The balance of the Constitutional Court has become a very hot political issue. In one of his weekly columns in El Tiempo last year, former vice president Germán Vargas Lleras claimed that the government had plans to capture a majority on the Court. Vargas Lleras counted that Petro already had three magistrates on his side (Fernández as well as liberal-minded Juan Carlos Cortés and Natalia Ángel), now joined by Carvajal, leaving Petro one vote away (allegedly) from securing ‘control’ of the Court, with two other vacancies in 2025. For some, the Court’s recent 5-4 decision to provisionally suspend the CNE’s case against Petro raised alarms that the government had consolidated a majority on the Court. In practice, it isn’t so simple: there haven’t been clear blocs on votes on government measures, and the ideological blocs aren’t always neatly defined. For example, in the Court’s recent decision declaring the partial constitutionality of the state of internal disturbance declared in the Catatumbo, a 6-3 majority opted for a compromise decision, declaring the constitutionality only of those measures related to the current conflict, attacks on the civilian population and the humanitarian crisis (striking down measures related to structural factors).

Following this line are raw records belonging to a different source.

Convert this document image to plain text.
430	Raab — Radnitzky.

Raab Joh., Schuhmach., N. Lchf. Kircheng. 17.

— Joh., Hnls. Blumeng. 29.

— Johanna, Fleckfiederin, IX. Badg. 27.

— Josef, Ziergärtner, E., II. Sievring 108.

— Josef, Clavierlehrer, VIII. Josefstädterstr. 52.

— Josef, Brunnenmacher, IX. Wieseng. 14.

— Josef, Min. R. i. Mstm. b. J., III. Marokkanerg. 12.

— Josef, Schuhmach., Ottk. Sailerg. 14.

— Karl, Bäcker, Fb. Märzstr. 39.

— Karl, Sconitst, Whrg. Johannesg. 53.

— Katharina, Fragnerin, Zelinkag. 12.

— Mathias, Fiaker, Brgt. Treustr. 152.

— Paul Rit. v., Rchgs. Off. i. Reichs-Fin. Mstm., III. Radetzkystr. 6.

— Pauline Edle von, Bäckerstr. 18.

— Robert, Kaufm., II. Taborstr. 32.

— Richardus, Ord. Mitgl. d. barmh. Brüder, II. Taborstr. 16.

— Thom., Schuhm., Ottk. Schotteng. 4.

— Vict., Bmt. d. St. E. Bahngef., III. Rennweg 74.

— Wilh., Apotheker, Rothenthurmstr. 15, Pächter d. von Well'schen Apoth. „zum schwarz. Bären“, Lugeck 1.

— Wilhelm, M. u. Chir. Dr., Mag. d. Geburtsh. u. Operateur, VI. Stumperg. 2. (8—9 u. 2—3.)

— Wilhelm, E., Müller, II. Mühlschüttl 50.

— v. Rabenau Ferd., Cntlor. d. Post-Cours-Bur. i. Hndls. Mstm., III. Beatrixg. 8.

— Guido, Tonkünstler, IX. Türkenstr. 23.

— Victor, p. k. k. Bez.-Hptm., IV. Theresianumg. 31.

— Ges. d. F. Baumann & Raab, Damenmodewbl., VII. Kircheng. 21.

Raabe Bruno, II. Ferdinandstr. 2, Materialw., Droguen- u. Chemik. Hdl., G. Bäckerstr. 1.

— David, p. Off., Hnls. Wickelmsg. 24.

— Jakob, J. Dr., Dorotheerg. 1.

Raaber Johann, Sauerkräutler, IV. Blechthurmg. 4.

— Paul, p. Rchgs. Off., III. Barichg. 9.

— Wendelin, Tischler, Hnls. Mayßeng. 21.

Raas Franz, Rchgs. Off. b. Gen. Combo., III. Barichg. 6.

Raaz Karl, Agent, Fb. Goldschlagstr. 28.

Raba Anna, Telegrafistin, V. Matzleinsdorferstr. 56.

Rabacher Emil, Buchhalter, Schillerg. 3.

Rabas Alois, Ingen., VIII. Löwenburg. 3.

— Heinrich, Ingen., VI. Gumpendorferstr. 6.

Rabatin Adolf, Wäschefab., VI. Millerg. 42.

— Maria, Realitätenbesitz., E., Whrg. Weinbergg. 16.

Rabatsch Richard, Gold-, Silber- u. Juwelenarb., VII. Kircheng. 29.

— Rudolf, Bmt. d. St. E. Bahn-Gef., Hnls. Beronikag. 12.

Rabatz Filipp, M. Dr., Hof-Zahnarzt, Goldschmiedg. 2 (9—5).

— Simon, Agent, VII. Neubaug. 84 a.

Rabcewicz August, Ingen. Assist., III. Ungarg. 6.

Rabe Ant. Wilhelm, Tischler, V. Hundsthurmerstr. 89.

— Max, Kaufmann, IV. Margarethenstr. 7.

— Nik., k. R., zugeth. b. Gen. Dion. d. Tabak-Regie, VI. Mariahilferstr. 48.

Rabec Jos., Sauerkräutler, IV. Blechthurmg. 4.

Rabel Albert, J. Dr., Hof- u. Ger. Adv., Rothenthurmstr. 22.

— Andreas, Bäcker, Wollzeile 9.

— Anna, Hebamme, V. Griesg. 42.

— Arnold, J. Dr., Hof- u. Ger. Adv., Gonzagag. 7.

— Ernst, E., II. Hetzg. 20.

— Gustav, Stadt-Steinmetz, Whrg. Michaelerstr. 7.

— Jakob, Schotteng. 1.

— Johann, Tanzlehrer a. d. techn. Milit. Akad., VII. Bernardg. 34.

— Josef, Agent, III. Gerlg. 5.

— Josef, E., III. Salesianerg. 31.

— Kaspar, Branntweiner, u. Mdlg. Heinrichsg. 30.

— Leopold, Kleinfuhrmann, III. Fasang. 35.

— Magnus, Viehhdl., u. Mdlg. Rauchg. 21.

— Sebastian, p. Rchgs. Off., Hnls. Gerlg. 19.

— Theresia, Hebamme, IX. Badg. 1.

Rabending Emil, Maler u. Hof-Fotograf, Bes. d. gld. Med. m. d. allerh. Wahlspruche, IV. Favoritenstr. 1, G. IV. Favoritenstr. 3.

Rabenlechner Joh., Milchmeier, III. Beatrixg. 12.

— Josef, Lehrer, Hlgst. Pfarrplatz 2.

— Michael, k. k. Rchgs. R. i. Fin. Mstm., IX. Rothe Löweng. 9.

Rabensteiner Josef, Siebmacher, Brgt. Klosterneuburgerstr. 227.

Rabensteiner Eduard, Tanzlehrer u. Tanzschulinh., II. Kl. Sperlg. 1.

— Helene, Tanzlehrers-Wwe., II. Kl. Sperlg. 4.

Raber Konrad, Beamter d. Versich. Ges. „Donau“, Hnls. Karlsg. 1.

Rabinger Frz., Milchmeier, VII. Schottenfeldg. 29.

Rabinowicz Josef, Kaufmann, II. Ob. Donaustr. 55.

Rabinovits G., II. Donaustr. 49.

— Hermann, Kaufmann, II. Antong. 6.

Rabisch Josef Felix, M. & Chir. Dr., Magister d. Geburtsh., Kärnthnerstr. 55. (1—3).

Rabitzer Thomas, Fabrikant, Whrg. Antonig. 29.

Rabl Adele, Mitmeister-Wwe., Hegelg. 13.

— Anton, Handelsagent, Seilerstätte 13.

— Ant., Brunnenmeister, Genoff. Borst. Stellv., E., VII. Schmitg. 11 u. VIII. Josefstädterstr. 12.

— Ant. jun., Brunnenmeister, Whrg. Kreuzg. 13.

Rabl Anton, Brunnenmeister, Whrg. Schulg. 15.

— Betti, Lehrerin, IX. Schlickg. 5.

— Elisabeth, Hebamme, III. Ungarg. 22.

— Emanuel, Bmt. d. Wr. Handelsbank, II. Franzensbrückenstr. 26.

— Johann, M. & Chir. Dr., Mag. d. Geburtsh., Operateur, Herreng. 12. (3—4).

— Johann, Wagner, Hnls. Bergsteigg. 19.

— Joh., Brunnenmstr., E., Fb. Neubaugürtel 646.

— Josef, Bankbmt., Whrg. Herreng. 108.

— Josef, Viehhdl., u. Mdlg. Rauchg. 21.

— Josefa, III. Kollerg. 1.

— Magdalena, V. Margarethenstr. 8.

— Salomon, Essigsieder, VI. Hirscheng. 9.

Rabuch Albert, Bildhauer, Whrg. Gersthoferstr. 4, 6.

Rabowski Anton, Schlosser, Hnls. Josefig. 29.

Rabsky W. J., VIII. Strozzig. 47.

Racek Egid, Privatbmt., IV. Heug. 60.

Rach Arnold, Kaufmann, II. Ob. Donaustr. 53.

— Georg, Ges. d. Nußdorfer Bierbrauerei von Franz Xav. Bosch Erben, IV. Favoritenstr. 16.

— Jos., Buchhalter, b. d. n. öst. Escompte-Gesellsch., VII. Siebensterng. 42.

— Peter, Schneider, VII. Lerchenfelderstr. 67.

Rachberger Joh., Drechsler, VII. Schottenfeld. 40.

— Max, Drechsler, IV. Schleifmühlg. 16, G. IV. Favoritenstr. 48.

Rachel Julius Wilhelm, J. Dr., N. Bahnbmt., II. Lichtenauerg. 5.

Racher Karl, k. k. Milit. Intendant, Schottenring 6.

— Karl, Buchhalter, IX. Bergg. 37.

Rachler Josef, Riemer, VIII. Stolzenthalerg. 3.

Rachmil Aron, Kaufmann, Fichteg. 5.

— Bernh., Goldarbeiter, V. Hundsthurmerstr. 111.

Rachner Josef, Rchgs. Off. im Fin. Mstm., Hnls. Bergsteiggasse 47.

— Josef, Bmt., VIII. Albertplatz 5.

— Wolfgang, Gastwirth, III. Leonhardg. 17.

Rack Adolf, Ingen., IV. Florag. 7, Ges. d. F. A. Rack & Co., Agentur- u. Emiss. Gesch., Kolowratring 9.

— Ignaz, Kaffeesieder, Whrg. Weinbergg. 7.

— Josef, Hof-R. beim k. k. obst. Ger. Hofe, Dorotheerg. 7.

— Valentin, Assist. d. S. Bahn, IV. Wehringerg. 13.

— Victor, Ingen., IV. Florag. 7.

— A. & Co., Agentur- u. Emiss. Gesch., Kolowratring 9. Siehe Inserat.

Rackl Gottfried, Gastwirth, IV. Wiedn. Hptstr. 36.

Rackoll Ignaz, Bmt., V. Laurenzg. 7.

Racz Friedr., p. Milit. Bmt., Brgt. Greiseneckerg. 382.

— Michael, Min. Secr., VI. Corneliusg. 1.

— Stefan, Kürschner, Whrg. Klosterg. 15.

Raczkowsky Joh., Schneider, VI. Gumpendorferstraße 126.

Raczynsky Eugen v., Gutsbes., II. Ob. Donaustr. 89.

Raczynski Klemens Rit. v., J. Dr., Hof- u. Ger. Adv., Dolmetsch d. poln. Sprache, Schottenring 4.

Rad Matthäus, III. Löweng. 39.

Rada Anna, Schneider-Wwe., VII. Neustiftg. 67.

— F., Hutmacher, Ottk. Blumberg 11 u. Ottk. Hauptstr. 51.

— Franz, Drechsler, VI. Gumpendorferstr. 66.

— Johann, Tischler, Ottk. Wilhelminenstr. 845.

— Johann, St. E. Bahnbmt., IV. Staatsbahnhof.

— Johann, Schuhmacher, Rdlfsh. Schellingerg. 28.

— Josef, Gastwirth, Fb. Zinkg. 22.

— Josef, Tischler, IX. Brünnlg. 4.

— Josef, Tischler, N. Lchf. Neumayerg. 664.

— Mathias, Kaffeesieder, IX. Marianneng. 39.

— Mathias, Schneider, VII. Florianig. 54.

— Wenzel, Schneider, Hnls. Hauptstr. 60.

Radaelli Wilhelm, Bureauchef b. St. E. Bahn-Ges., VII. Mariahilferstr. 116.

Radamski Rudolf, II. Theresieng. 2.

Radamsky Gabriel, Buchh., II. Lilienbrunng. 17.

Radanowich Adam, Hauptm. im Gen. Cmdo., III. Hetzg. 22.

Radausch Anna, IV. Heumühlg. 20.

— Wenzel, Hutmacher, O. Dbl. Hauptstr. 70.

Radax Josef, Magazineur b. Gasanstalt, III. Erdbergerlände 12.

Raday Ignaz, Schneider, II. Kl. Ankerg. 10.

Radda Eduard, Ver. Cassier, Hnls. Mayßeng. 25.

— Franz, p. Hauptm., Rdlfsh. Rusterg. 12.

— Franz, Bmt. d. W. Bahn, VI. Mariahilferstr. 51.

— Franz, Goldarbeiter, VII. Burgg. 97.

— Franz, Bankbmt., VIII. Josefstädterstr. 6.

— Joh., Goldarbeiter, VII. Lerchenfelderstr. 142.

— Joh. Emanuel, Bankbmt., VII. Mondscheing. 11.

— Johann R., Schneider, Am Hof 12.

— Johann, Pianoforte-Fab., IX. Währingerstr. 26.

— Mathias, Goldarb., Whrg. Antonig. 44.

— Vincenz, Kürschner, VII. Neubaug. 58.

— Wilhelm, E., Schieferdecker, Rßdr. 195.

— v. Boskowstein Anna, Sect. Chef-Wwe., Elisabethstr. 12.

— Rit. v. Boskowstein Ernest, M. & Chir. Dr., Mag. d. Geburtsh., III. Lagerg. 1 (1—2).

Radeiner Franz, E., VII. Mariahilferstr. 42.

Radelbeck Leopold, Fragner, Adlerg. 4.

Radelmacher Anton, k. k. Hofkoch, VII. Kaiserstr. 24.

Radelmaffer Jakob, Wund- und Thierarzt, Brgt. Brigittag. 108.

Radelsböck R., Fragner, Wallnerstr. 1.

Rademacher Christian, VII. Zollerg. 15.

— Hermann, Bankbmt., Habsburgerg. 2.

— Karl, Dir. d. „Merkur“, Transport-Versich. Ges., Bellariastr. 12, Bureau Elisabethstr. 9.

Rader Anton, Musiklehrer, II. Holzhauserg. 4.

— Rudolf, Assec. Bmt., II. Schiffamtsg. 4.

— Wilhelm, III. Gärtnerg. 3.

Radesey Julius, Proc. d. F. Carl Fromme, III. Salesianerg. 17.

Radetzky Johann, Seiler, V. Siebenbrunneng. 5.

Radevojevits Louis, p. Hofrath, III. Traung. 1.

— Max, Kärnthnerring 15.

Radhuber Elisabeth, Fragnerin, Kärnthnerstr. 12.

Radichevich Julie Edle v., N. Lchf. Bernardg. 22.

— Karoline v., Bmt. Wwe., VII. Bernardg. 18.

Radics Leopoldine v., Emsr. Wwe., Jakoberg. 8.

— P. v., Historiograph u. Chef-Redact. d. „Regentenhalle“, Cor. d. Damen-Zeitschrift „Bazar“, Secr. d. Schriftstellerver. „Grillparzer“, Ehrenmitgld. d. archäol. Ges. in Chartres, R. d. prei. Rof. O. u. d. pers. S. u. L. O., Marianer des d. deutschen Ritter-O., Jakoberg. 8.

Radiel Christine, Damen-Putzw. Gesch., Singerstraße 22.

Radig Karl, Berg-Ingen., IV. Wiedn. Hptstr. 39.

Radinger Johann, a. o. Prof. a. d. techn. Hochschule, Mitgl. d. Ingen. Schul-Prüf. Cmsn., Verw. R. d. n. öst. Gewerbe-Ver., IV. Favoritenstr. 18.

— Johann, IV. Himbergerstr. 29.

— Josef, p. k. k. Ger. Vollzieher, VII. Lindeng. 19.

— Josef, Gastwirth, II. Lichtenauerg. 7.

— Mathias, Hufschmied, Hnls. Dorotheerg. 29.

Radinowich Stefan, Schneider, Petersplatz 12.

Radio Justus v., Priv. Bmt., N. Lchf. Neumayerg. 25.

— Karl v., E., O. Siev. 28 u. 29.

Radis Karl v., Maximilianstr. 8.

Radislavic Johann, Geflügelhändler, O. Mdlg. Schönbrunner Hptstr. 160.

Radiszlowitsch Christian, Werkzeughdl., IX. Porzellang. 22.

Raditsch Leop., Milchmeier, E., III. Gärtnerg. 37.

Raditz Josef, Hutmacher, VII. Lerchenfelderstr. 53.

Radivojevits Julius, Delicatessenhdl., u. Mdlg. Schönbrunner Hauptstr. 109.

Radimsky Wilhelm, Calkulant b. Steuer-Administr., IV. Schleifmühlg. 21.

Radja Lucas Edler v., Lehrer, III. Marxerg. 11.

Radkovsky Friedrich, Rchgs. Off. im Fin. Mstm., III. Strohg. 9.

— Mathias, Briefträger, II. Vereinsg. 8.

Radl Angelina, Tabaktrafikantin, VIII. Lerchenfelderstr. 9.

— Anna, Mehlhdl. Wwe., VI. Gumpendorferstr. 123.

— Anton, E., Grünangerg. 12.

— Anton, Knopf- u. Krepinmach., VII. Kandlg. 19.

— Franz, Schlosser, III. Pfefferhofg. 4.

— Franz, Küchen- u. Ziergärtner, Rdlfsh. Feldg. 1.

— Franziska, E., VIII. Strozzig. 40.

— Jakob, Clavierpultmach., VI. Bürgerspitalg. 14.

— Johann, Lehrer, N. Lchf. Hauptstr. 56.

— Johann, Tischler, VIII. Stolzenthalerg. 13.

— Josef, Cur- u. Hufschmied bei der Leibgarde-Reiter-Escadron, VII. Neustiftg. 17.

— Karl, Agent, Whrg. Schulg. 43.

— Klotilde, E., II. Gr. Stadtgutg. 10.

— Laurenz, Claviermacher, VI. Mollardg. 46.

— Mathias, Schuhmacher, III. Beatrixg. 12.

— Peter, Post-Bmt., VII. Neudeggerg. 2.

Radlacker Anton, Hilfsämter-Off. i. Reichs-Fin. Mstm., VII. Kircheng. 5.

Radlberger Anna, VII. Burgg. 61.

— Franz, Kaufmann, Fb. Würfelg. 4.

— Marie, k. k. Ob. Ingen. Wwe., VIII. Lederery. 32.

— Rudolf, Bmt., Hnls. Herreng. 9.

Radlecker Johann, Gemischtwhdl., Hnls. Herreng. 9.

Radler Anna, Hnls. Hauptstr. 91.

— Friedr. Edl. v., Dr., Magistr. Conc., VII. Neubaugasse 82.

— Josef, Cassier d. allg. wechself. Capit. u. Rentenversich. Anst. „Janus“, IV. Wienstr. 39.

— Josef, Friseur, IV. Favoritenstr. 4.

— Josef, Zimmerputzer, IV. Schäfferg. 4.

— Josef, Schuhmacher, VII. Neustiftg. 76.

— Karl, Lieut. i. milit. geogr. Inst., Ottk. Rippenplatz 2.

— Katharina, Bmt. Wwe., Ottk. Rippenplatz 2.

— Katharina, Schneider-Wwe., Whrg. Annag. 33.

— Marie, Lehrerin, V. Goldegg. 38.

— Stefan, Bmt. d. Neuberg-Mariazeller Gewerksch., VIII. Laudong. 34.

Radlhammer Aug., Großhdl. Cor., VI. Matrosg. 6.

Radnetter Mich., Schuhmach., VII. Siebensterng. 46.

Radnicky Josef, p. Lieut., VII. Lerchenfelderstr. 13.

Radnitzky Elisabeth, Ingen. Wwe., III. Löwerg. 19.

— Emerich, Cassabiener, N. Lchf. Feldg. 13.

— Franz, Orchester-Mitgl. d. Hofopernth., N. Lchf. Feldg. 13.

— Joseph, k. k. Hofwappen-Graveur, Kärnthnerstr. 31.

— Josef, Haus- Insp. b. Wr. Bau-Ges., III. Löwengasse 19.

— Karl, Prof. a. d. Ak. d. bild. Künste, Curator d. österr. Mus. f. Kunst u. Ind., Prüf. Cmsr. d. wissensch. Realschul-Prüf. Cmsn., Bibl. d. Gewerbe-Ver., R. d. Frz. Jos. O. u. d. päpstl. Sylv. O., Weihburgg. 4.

Carvajal is the second of the four new magistrates that will join the Court in 2025. Miguel Polo Rosero, conservative-minded but supported by the governing coalition, was elected from a shortlist presented by the Council of State last November and was seated in February. There will be two more vacancies to be filled this year, both from shortlists presented by the Supreme Court: that of Diana Fajardo, who leaves in early June, and José Fernando Reyes, who will leave in September. On May 22, the Supreme Court presented an all-woman shortlist of three candidates for the first vacancy, eschewing bigger political names in favour of lesser-known academics. The candidates are Lisneider Hinestroza, a lawyer from Chocó specialized in environmental law and Afro-Colombian community collective land rights; Lina Marcela Escobar, an academic and former auxiliary magistrate on the Council of State; and Myriam Carolina Martínez, a conservative expert in commercial law who was director of the National Lands Agency (ANT) under Iván Duque’s presidency.